- Born: Prabhakar Janardhan Karekar 1944 Portuguese Goa
- Died: 12 February 2025 (aged 80) Mumbai, Maharashtra, India
- Occupations: Classical singer, vocalist
- Awards: Gomant Vibhushan (2021) Sangeet Natak Akademi Award (2016) Tansen Samman (2014)

= Prabhakar Karekar =

Indian Hindustani classical vocalist (1944–2025)

Pandit Prabhakar Karekar (1944 – 12 February 2025) was an Indian Hindustani classical vocalist, born in Goa, Portuguese India. He was awarded Tansen Samman in 2014, the Sangeet Natak Akademi Award in the year 2016 and the Gomant Vibhushan Award in 2021.

==Background==
Prabhakar Janardan Karekar was born into a Daivadnya family in 1944, which was then Portuguese Goa. His Hindustani vocal music training came from Suresh Haldankar, Jitendra Abhisheki, and C. R. Vyas. He was known as an outstanding performer and teacher, and was a graded artist of All India Radio and Doordarshan.

== Death ==
Karekar died on 12 February 2025, at the age of 80 at his residence in Mumbai.
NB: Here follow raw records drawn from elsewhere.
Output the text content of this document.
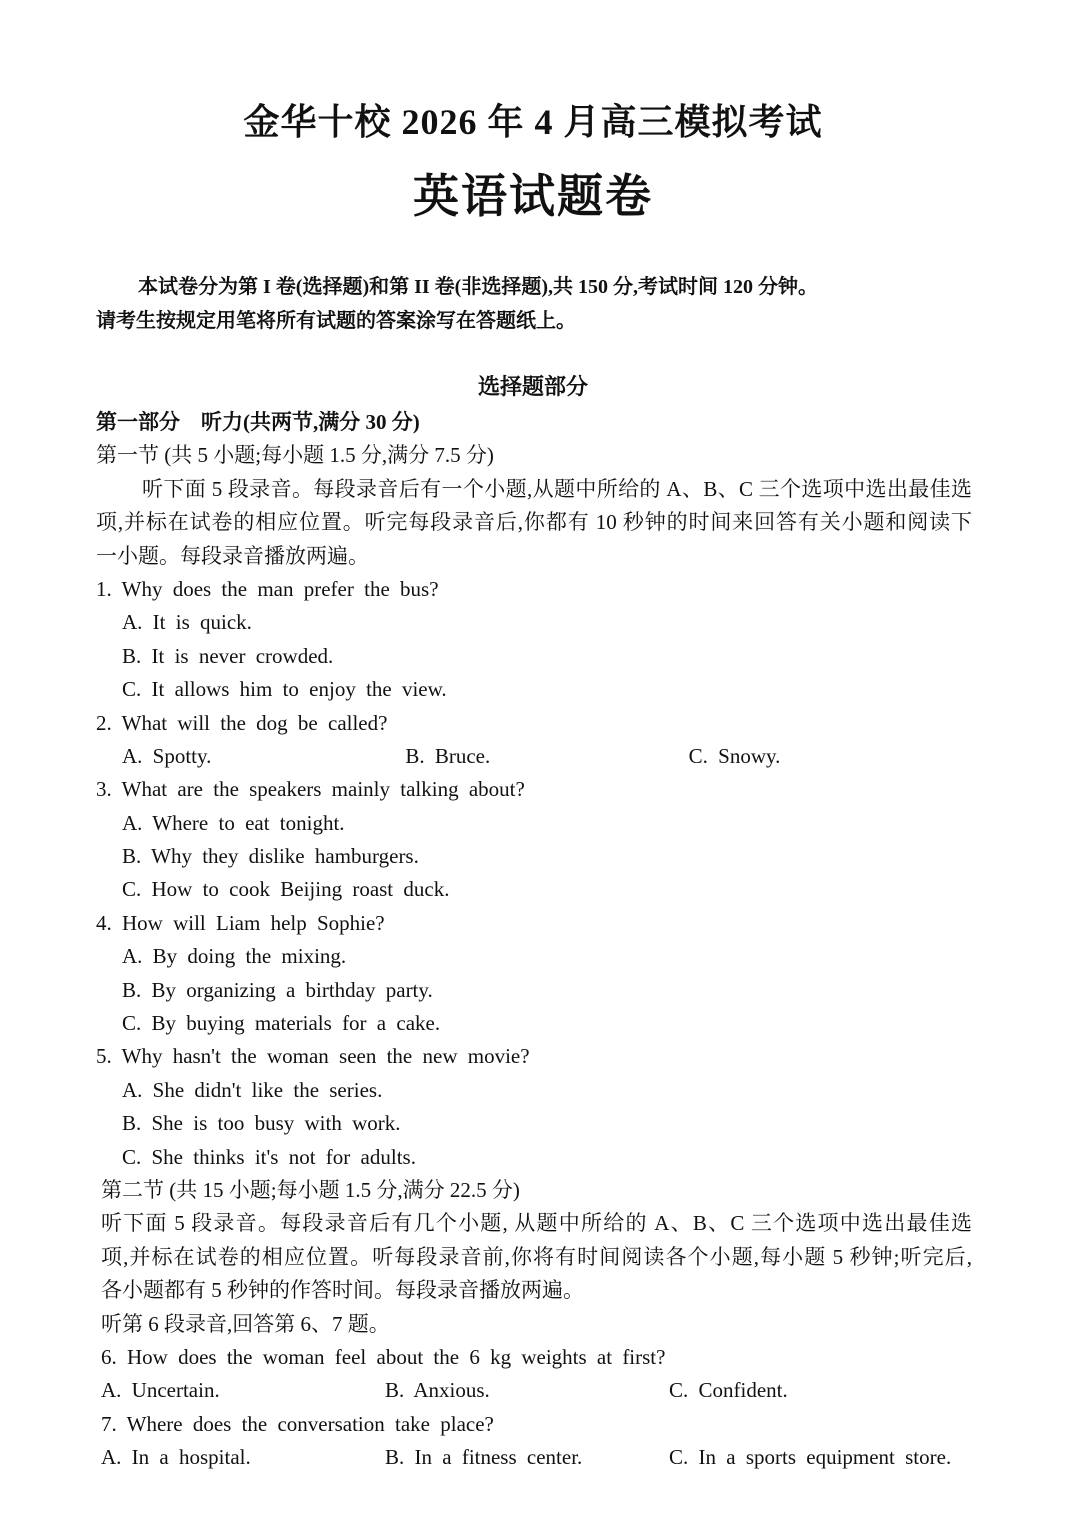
金华十校 2026 年 4 月高三模拟考试
英语试题卷
本试卷分为第 I 卷(选择题)和第 II 卷(非选择题),共 150 分,考试时间 120 分钟。
请考生按规定用笔将所有试题的答案涂写在答题纸上。
选择题部分
第一部分　听力(共两节,满分 30 分)
第一节 (共 5 小题;每小题 1.5 分,满分 7.5 分)
听下面 5 段录音。每段录音后有一个小题,从题中所给的 A、B、C 三个选项中选出最佳选
项,并标在试卷的相应位置。听完每段录音后,你都有 10 秒钟的时间来回答有关小题和阅读下
一小题。每段录音播放两遍。
1. Why does the man prefer the bus?
A. It is quick.
B. It is never crowded.
C. It allows him to enjoy the view.
2. What will the dog be called?
A. Spotty.	B. Bruce.	C. Snowy.
3. What are the speakers mainly talking about?
A. Where to eat tonight.
B. Why they dislike hamburgers.
C. How to cook Beijing roast duck.
4. How will Liam help Sophie?
A. By doing the mixing.
B. By organizing a birthday party.
C. By buying materials for a cake.
5. Why hasn't the woman seen the new movie?
A. She didn't like the series.
B. She is too busy with work.
C. She thinks it's not for adults.
第二节 (共 15 小题;每小题 1.5 分,满分 22.5 分)
听下面 5 段录音。每段录音后有几个小题, 从题中所给的 A、B、C 三个选项中选出最佳选
项,并标在试卷的相应位置。听每段录音前,你将有时间阅读各个小题,每小题 5 秒钟;听完后,
各小题都有 5 秒钟的作答时间。每段录音播放两遍。
听第 6 段录音,回答第 6、7 题。
6. How does the woman feel about the 6 kg weights at first?
A. Uncertain.	B. Anxious.	C. Confident.
7. Where does the conversation take place?
A. In a hospital.	B. In a fitness center.	C. In a sports equipment store.
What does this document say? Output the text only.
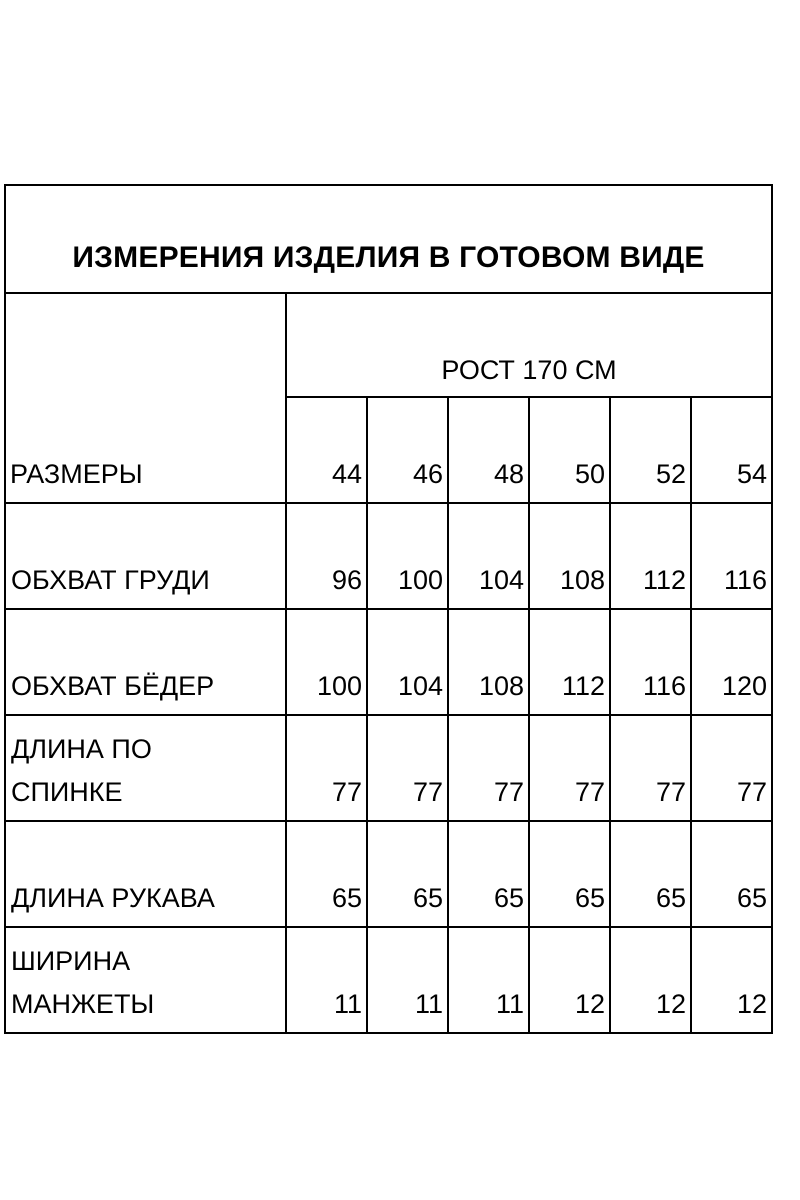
ИЗМЕРЕНИЯ ИЗДЕЛИЯ В ГОТОВОМ ВИДЕ						
РАЗМЕРЫ	РОСТ 170 СМ					
	44	46	48	50	52	54

ОБХВАТ ГРУДИ	96	100	104	108	112	116

ОБХВАТ БЁДЕР	100	104	108	112	116	120

ДЛИНА ПО
СПИНКЕ	77	77	77	77	77	77

ДЛИНА РУКАВА	65	65	65	65	65	65

ШИРИНА
МАНЖЕТЫ	11	11	11	12	12	12
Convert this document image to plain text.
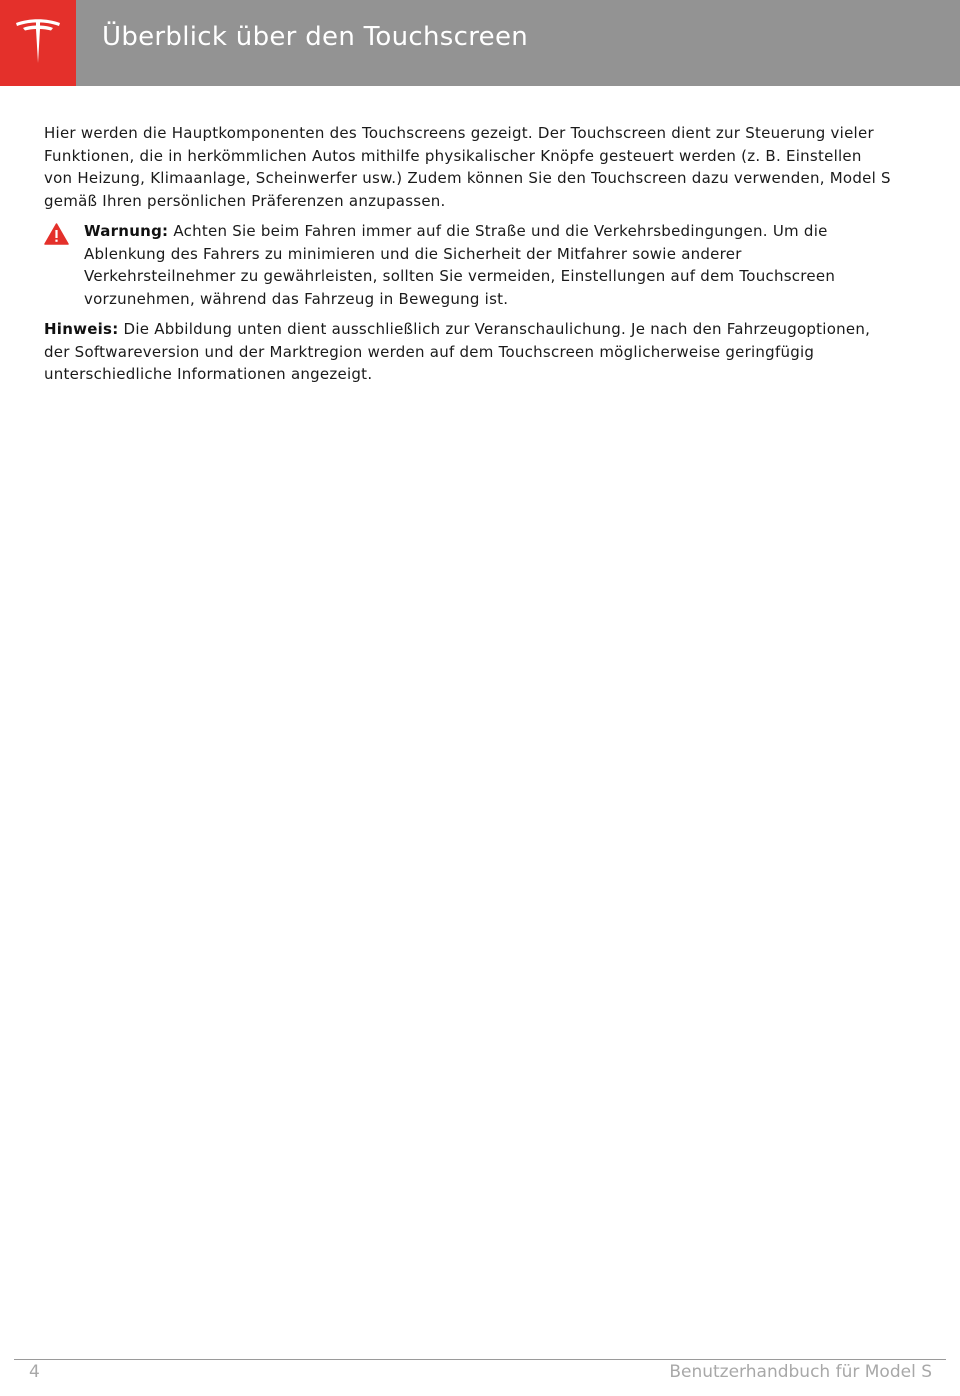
Überblick über den Touchscreen

Hier werden die Hauptkomponenten des Touchscreens gezeigt. Der Touchscreen dient zur Steuerung vieler Funktionen, die in herkömmlichen Autos mithilfe physikalischer Knöpfe gesteuert werden (z. B. Einstellen von Heizung, Klimaanlage, Scheinwerfer usw.) Zudem können Sie den Touchscreen dazu verwenden, Model S gemäß Ihren persönlichen Präferenzen anzupassen.

Warnung: Achten Sie beim Fahren immer auf die Straße und die Verkehrsbedingungen. Um die Ablenkung des Fahrers zu minimieren und die Sicherheit der Mitfahrer sowie anderer Verkehrsteilnehmer zu gewährleisten, sollten Sie vermeiden, Einstellungen auf dem Touchscreen vorzunehmen, während das Fahrzeug in Bewegung ist.
Hinweis: Die Abbildung unten dient ausschließlich zur Veranschaulichung. Je nach den Fahrzeugoptionen, der Softwareversion und der Marktregion werden auf dem Touchscreen möglicherweise geringfügig unterschiedliche Informationen angezeigt.
4	Benutzerhandbuch für Model S
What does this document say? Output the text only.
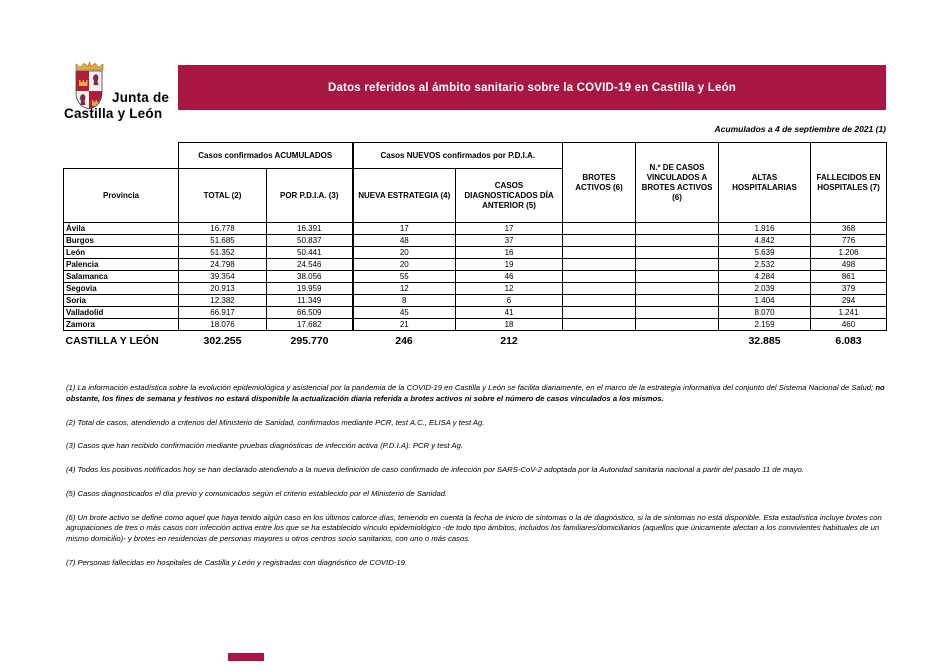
Junta de
Castilla y León
Datos referidos al ámbito sanitario sobre la COVID-19 en Castilla y León
Acumulados a 4 de septiembre de 2021 (1)
	Casos confirmados ACUMULADOS		Casos NUEVOS confirmados por P.D.I.A.		BROTES ACTIVOS (6)	N.º DE CASOS VINCULADOS A BROTES ACTIVOS (6)	ALTAS HOSPITALARIAS	FALLECIDOS EN HOSPITALES (7)
Provincia	TOTAL (2)	POR P.D.I.A. (3)	NUEVA ESTRATEGIA (4)	CASOS DIAGNOSTICADOS DÍA ANTERIOR (5)				
Ávila	16.778	16.391	17	17			1.916	368
Burgos	51.685	50.837	48	37			4.842	776
León	51.352	50.441	20	16			5.639	1.206
Palencia	24.798	24.546	20	19			2.532	498
Salamanca	39.354	38.056	55	46			4.284	861
Segovia	20.913	19.959	12	12			2.039	379
Soria	12.382	11.349	8	6			1.404	294
Valladolid	66.917	66.509	45	41			8.070	1.241
Zamora	18.076	17.682	21	18			2.159	460
CASTILLA Y LEÓN	302.255	295.770	246	212			32.885	6.083

(1) La información estadística sobre la evolución epidemiológica y asistencial por la pandemia de la COVID-19 en Castilla y León se facilita diariamente, en el marco de la estrategia informativa del conjunto del Sistema Nacional de Salud; no obstante, los fines de semana y festivos no estará disponible la actualización diaria referida a brotes activos ni sobre el número de casos vinculados a los mismos.

(2) Total de casos, atendiendo a criterios del Ministerio de Sanidad, confirmados mediante PCR, test A.C., ELISA y test Ag.

(3) Casos que han recibido confirmación mediante pruebas diagnósticas de infección activa (P.D.I.A): PCR y test Ag.

(4) Todos los positivos notificados hoy se han declarado atendiendo a la nueva definición de caso confirmado de infección por SARS-CoV-2 adoptada por la Autoridad sanitaria nacional a partir del pasado 11 de mayo.

(5) Casos diagnosticados el día previo y comunicados según el criterio establecido por el Ministerio de Sanidad.

(6) Un brote activo se define como aquel que haya tenido algún caso en los últimos catorce días, teniendo en cuenta la fecha de inicio de síntomas o la de diagnóstico, si la de síntomas no está disponible. Esta estadística incluye brotes con agrupaciones de tres o más casos con infección activa entre los que se ha establecido vínculo epidemiológico -de todo tipo ámbitos, incluidos los familiares/domiciliarios (aquellos que únicamente afectan a los convivientes habituales de un mismo domicilio)- y brotes en residencias de personas mayores u otros centros socio sanitarios, con uno o más casos.

(7) Personas fallecidas en hospitales de Castilla y León y registradas con diagnóstico de COVID-19.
==Promoting Hindustani vocals==
Karekar was also the founder and Chairman of the Swarprabha Trust. He trained several promising and accomplished young musicians. He had recordings to his credit and performed, lectured and held workshops or taken part in conferences in different countries.

==Fusion music==
Karekar entered the world of fusion music with Ornette Coleman (U.S.A.), and Sultan Khan (India). The Sangeet Natak Akademi Award was for his contribution to Hindustani vocal music.

==See also==
- Shakuntala Bharne, who wrote his biography.